Beginning Thursday evening, Craig and his crew will begin building the rink with supercooled water pumped into ice pans. The work will be done at night with the forming ice protected under a thermal tarp during the day. The ice truck will maintain the ice at 22 degrees during the game.
According to Don Renzulli, NHL executive vice president of events, an exhibition game once was played in Las Vegas in 70-degree temperatures, but the warmest it's been when the puck has dropped for a Stadium Series regular season game is "about 50 degrees."

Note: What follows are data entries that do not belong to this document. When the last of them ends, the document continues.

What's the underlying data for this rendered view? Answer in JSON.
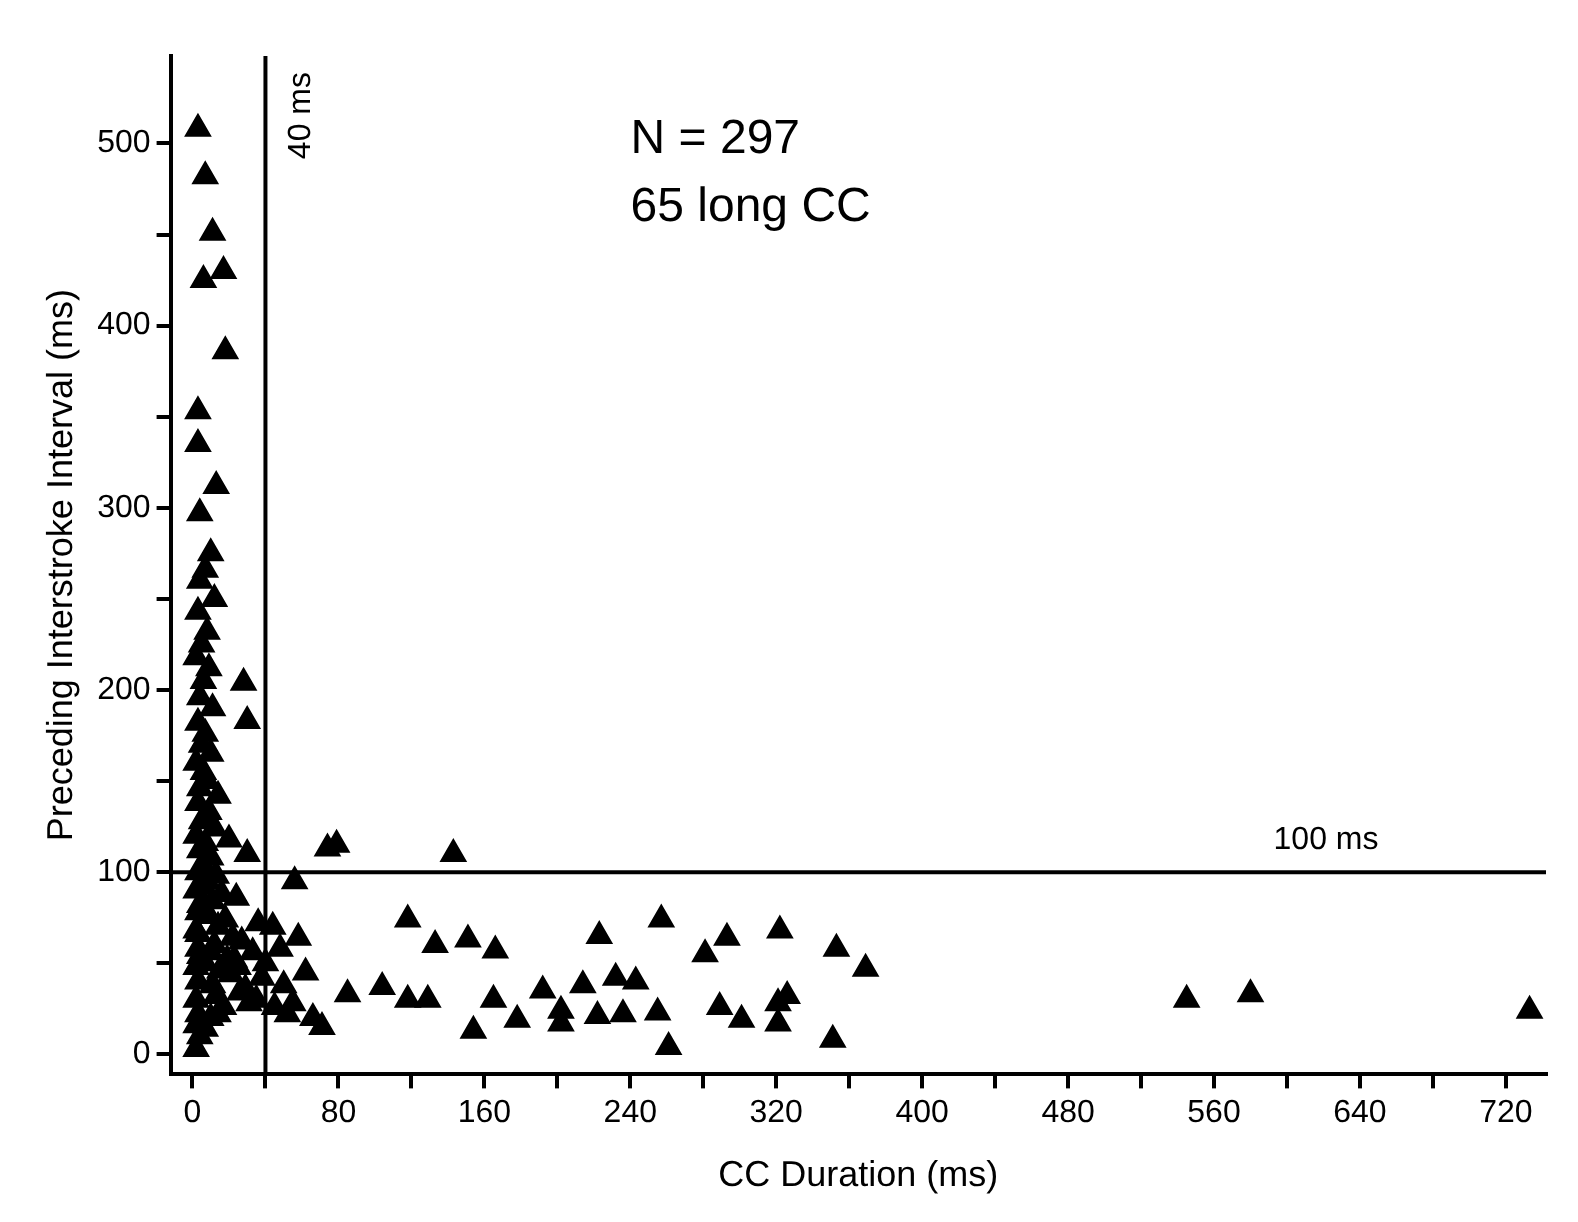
{
  "chart_data": {
    "type": "scatter",
    "xlabel": "CC Duration (ms)",
    "ylabel": "Preceding Interstroke Interval (ms)",
    "annotations": [
      "N = 297",
      "65 long CC"
    ],
    "x": [
      3,
      7,
      11,
      17,
      6,
      18,
      3,
      3,
      13,
      4,
      10,
      7,
      4,
      12,
      3,
      8,
      5,
      2,
      9,
      6,
      28,
      30,
      4,
      11,
      3,
      7,
      5,
      10,
      2,
      6,
      8,
      4,
      14,
      3,
      9,
      5,
      12,
      2,
      7,
      20,
      4,
      10,
      6,
      3,
      13,
      8,
      5,
      2,
      16,
      24,
      11,
      4,
      30,
      3,
      9,
      18,
      14,
      2,
      36,
      22,
      12,
      3,
      27,
      10,
      4,
      19,
      7,
      33,
      2,
      15,
      25,
      3,
      38,
      11,
      21,
      13,
      2,
      29,
      17,
      35,
      3,
      10,
      26,
      2,
      14,
      31,
      7,
      4,
      2,
      23,
      3,
      56,
      74,
      79,
      143,
      118,
      133,
      151,
      166,
      154,
      71,
      104,
      85,
      118,
      129,
      178,
      165,
      44,
      50,
      62,
      48,
      55,
      66,
      45,
      58,
      40,
      52,
      223,
      257,
      281,
      293,
      322,
      353,
      369,
      192,
      202,
      202,
      214,
      222,
      232,
      243,
      236,
      255,
      261,
      289,
      301,
      321,
      326,
      321,
      351,
      545,
      580,
      733
    ],
    "values": [
      508,
      482,
      451,
      430,
      425,
      386,
      353,
      335,
      312,
      297,
      275,
      266,
      260,
      250,
      243,
      232,
      225,
      218,
      212,
      205,
      204,
      183,
      196,
      190,
      182,
      176,
      170,
      165,
      160,
      155,
      150,
      146,
      142,
      138,
      133,
      128,
      124,
      120,
      116,
      118,
      112,
      108,
      104,
      100,
      98,
      95,
      92,
      90,
      88,
      86,
      84,
      82,
      110,
      78,
      76,
      74,
      70,
      68,
      72,
      64,
      60,
      58,
      62,
      56,
      54,
      52,
      50,
      56,
      48,
      46,
      48,
      40,
      42,
      38,
      44,
      32,
      30,
      36,
      26,
      30,
      22,
      20,
      34,
      16,
      22,
      28,
      14,
      10,
      3,
      52,
      66,
      95,
      113,
      115,
      110,
      74,
      60,
      63,
      57,
      13,
      15,
      37,
      33,
      30,
      30,
      19,
      30,
      70,
      38,
      45,
      58,
      28,
      20,
      26,
      64,
      50,
      22,
      65,
      74,
      55,
      64,
      68,
      58,
      47,
      35,
      24,
      17,
      38,
      21,
      42,
      40,
      22,
      23,
      4,
      26,
      19,
      28,
      32,
      17,
      8,
      30,
      33,
      24
    ],
    "color": "#000000",
    "marker": "triangle",
    "legend": false,
    "grid": false,
    "xlim": [
      -12,
      742
    ],
    "ylim": [
      -11,
      548
    ],
    "xticks": [
      0,
      {
        "value": 40,
        "label": null
      },
      80,
      {
        "value": 120,
        "label": null
      },
      160,
      {
        "value": 200,
        "label": null
      },
      240,
      {
        "value": 280,
        "label": null
      },
      320,
      {
        "value": 360,
        "label": null
      },
      400,
      {
        "value": 440,
        "label": null
      },
      480,
      {
        "value": 520,
        "label": null
      },
      560,
      {
        "value": 600,
        "label": null
      },
      640,
      {
        "value": 680,
        "label": null
      },
      720
    ],
    "yticks": [
      0,
      {
        "value": 50,
        "label": null
      },
      100,
      {
        "value": 150,
        "label": null
      },
      200,
      {
        "value": 250,
        "label": null
      },
      300,
      {
        "value": 350,
        "label": null
      },
      400,
      {
        "value": 450,
        "label": null
      },
      500
    ],
    "ref_lines": [
      {
        "axis": "x",
        "value": 40,
        "label": "40 ms",
        "color": "#000000"
      },
      {
        "axis": "y",
        "value": 100,
        "label": "100 ms",
        "color": "#000000"
      }
    ]
  }
}
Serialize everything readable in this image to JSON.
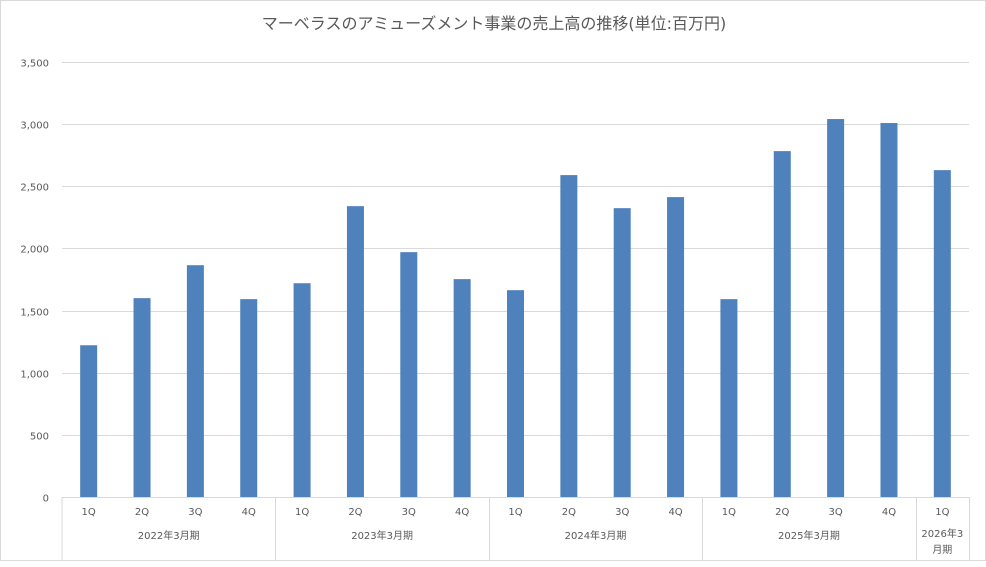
{
  "chart_data": {
    "type": "bar",
    "title": "マーベラスのアミューズメント事業の売上高の推移(単位:百万円)",
    "xlabel": "",
    "ylabel": "",
    "ylim": [
      0,
      3500
    ],
    "yticks": [
      0,
      500,
      1000,
      1500,
      2000,
      2500,
      3000,
      3500
    ],
    "ytick_labels": [
      "0",
      "500",
      "1,000",
      "1,500",
      "2,000",
      "2,500",
      "3,000",
      "3,500"
    ],
    "grid": true,
    "legend": "none",
    "bar_color": "#4f81bd",
    "groups": [
      {
        "label": "2022年3月期",
        "categories": [
          "1Q",
          "2Q",
          "3Q",
          "4Q"
        ]
      },
      {
        "label": "2023年3月期",
        "categories": [
          "1Q",
          "2Q",
          "3Q",
          "4Q"
        ]
      },
      {
        "label": "2024年3月期",
        "categories": [
          "1Q",
          "2Q",
          "3Q",
          "4Q"
        ]
      },
      {
        "label": "2025年3月期",
        "categories": [
          "1Q",
          "2Q",
          "3Q",
          "4Q"
        ]
      },
      {
        "label": "2026年3月期",
        "label_lines": [
          "2026年3",
          "月期"
        ],
        "categories": [
          "1Q"
        ]
      }
    ],
    "values": [
      1221,
      1600,
      1865,
      1592,
      1720,
      2340,
      1970,
      1753,
      1664,
      2590,
      2324,
      2413,
      1592,
      2783,
      3041,
      3009,
      2630
    ]
  }
}
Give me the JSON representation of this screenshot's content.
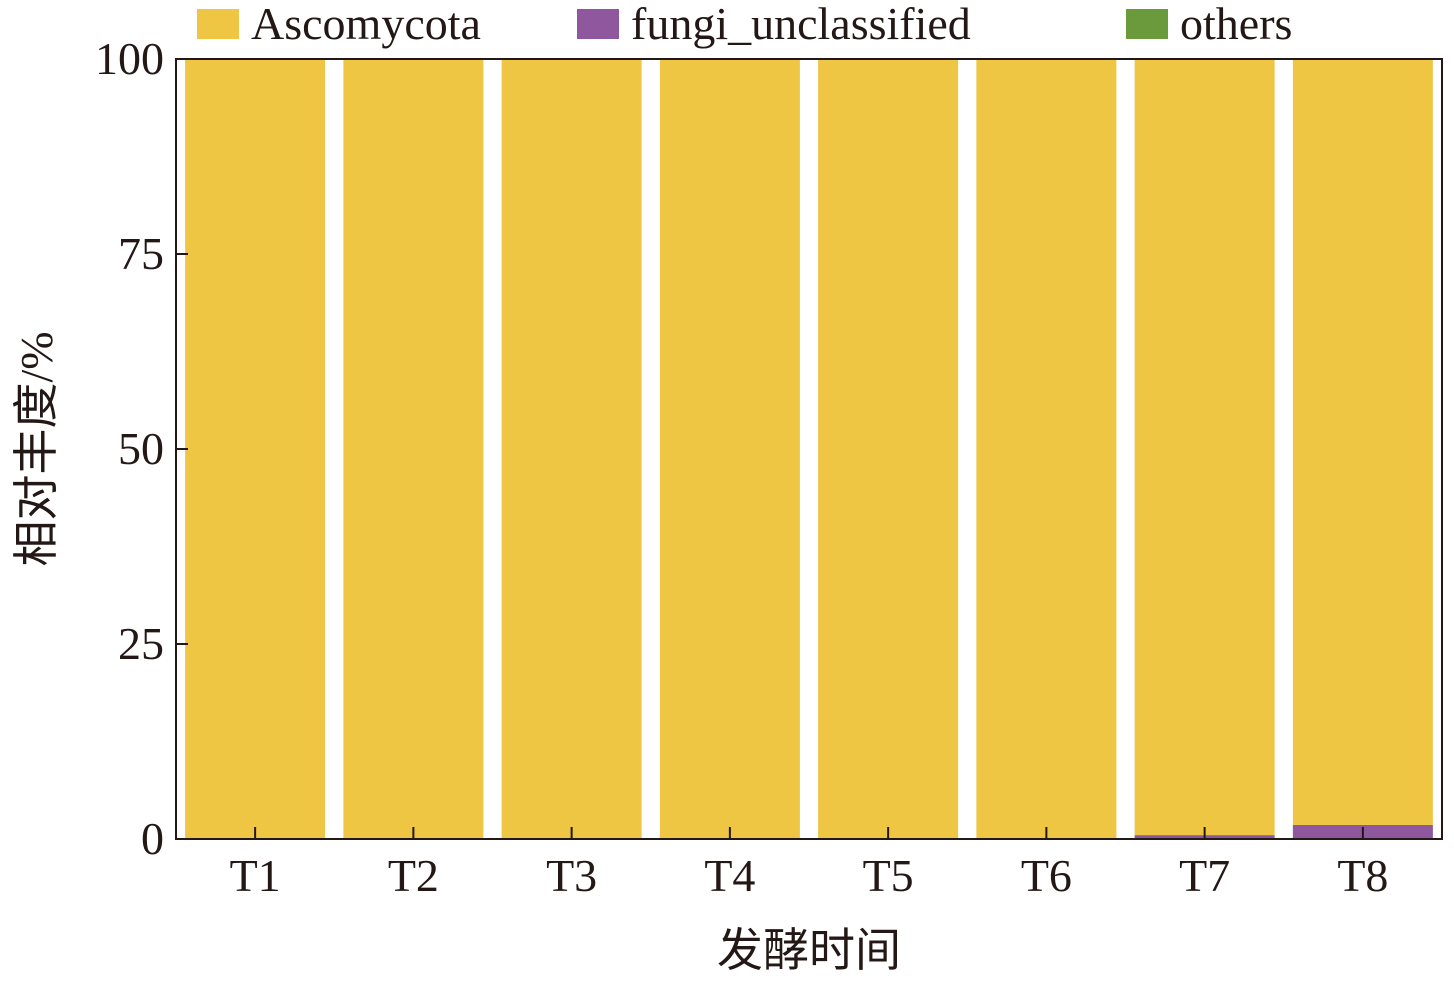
{
  "chart_data": {
    "type": "bar",
    "stacked": true,
    "title": "",
    "xlabel": "发酵时间",
    "ylabel": "相对丰度/%",
    "ylim": [
      0,
      100
    ],
    "yticks": [
      "0",
      "25",
      "50",
      "75",
      "100"
    ],
    "categories": [
      "T1",
      "T2",
      "T3",
      "T4",
      "T5",
      "T6",
      "T7",
      "T8"
    ],
    "legend_position": "top",
    "grid": false,
    "series": [
      {
        "name": "Ascomycota",
        "color": "#EEC643",
        "values": [
          100,
          100,
          100,
          100,
          100,
          99.9,
          99.5,
          98.2
        ]
      },
      {
        "name": "fungi_unclassified",
        "color": "#8E579E",
        "values": [
          0,
          0,
          0,
          0,
          0,
          0.1,
          0.5,
          1.8
        ]
      },
      {
        "name": "others",
        "color": "#6A9A3C",
        "values": [
          0,
          0,
          0,
          0,
          0,
          0,
          0,
          0
        ]
      }
    ]
  }
}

The puck will drop at 6:30 p.m. PT and planners are confident that during a Santa-Ana-wind-driven heat wave, temperatures will fall after sundown.
Robitaille, like Gretzky, has had a relationship with the Dodgers since his playing days. He recalled when former Dodgers Cy Young winner Orel Hershiser would skate with the Kings. Robitaille said he called Dodgers president Stan Kasten over the summer to test whether the Dodgers would be interested in hosting the game.
"Stan said yes right away. He said it would be great fun," said Robitaille. "[Dodgers general manager] Ned Colletti said if we have an alumni game, can I play? It's all been real easy. And it's been awesome for us and the game."
Kasten, who ran the Atlanta Thrashers NHL team while also running the Atlanta Braves and Atlanta Hawks, said the prep work for the hockey game won't conflict with the ongoing renovation of Dodger Stadium.
Colletti, who covered hockey as a sportswriter in his previous career, said it's been fun watching the game turn into a reality.
"I look out my window and see a hockey rink taking shape," he said. "It's pretty cool."
Ken Gurnick is a reporter for MLB.com. This story was not subject to the approval of Major League Baseball or its clubs.